Sunday, February 26, 2012

I'm Back and Kicking

I haven't posted in a while, and I'm really sorry for that. I've missed writing as much as I've missed knowing that you all were reading. But I'll explain why.

I have been struggling with my body for almost a year now. I know it may not seem like it from pictures, or for anyone who sees me on a daily basis. But I am. My body is fighting my efforts to keep it healthy, fit and toned, despite my constant exercise and healthy diet. I won't get into why this is happening, just know that it is happening and that there is nothing I can do about it. I simply have to deal with it, and hope that it rights itself on its own someday soon.

I didn't want to write much while I was going through this because I honestly felt like a hypocrite. Like, if I can't keep my own body fit, how could I possibly inspire others to do the same?

But recently I've been trying to accept this and learn to love my body again, and I really want to write again. Not only to give everyone my fitness and diet advice that I just love writing about, but also to encourage all of you to love your bodies, NO MATTER WHAT! Whether it's model-fit or cushion-comfortable, our bodies are the only ones we have, and we have to respect and love them just like we would love anything else that carries us through life so strongly and wonderfully.

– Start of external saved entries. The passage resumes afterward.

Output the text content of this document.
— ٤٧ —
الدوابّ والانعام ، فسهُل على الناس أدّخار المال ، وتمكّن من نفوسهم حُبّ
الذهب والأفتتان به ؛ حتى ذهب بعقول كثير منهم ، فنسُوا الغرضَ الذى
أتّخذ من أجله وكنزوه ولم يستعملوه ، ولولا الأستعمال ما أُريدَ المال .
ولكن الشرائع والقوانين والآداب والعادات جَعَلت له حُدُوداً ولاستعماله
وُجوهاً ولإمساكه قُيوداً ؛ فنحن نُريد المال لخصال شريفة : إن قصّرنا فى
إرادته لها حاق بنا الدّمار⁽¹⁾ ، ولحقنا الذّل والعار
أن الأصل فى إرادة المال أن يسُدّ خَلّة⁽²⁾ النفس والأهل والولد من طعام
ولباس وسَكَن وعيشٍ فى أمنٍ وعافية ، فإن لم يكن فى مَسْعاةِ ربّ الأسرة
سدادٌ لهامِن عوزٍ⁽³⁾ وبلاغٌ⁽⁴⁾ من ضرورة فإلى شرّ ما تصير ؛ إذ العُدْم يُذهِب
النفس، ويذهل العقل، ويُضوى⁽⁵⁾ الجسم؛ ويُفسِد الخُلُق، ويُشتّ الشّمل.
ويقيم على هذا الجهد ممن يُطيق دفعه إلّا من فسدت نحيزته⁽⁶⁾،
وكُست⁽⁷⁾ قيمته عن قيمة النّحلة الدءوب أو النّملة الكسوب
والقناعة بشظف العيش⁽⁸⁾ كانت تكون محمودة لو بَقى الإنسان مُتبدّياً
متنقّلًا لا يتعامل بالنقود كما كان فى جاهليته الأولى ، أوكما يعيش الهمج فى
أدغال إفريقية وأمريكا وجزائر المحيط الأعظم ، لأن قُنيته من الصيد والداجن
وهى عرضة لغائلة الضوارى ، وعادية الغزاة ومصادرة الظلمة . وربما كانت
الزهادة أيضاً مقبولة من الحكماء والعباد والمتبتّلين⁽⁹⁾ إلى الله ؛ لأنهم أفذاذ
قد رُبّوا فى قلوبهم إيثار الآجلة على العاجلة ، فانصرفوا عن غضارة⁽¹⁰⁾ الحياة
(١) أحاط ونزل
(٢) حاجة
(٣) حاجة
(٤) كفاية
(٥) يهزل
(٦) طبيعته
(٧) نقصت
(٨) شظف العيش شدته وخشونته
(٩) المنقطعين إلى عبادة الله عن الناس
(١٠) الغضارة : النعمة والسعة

There is one thing I will say today, and I hope that you all can relate to this with whatever is your own passion in life. I will never stop dancing. I will never stop moving. That is my essence: movement. Even when I can't dance on stage anymore, I know that I will keep dancing in any way I can. I will continue to teach dance as much as possible. I will take every BodyJam, every Zumba and every Dance-fitness class I can find. And I will always dance around my house like a crazy teenager while listening to my favorite punk songs.

No matter what happens to my body, I know that nothing will take me away from dancing. And I hope that if I learn to love myself as I am right now, my body will right itself and get back to normal. That's how these things work, I think. You have to love yourself before you can see any results from all of your hard work. :)

1 comment:

  1. Hang in there, Jenne. I know the feeling! Your blog is always so inspiring to me and encourages me to get out there and rock it, even on my crappy days! Keep writing and keep being fabulous!